文学をツールとして使うと、自分も社会もよく見えてくる

映画化やアニメ化の原点
小説が映画になり、アニメが演劇になり、漫画が実写化されるといった物語の作り変えは、現代のエンターテインメントでよく見られる手法です。これを「アダプテーション」と呼びます。このような物語の作り変えは、何世紀も前から文学の世界でも行われてきました。例えば19世紀、フランスの詩人ボードレールがギリシア神話をもとに詩を書いています。ほかにも、さまざまな作品があることはよく知られています。元になった物語が同じでも、時代や作り手の視点によって内容や表現方法は少しずつ変化してきました。
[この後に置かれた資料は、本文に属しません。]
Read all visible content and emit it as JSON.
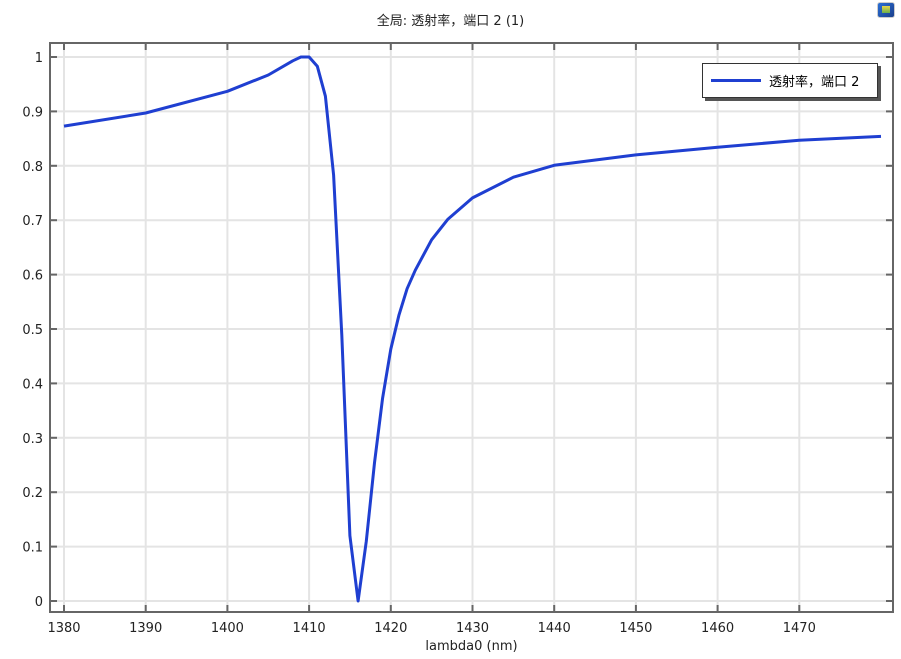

作品のリメイクは現代特有のものではなく、文学の世界でも古くから繰り返されてきたのです。
文学を通して多様性について考える
リメイク作品が公開されるたび、「原作と違う」と議論になり、評価が分かれることはめずらしくありません。確かに内容を書き換える以上、アダプテーションには少なからず原作への「暴力性」が含まれます。一方で、作品をより長く受け継ぐ役割も担っています。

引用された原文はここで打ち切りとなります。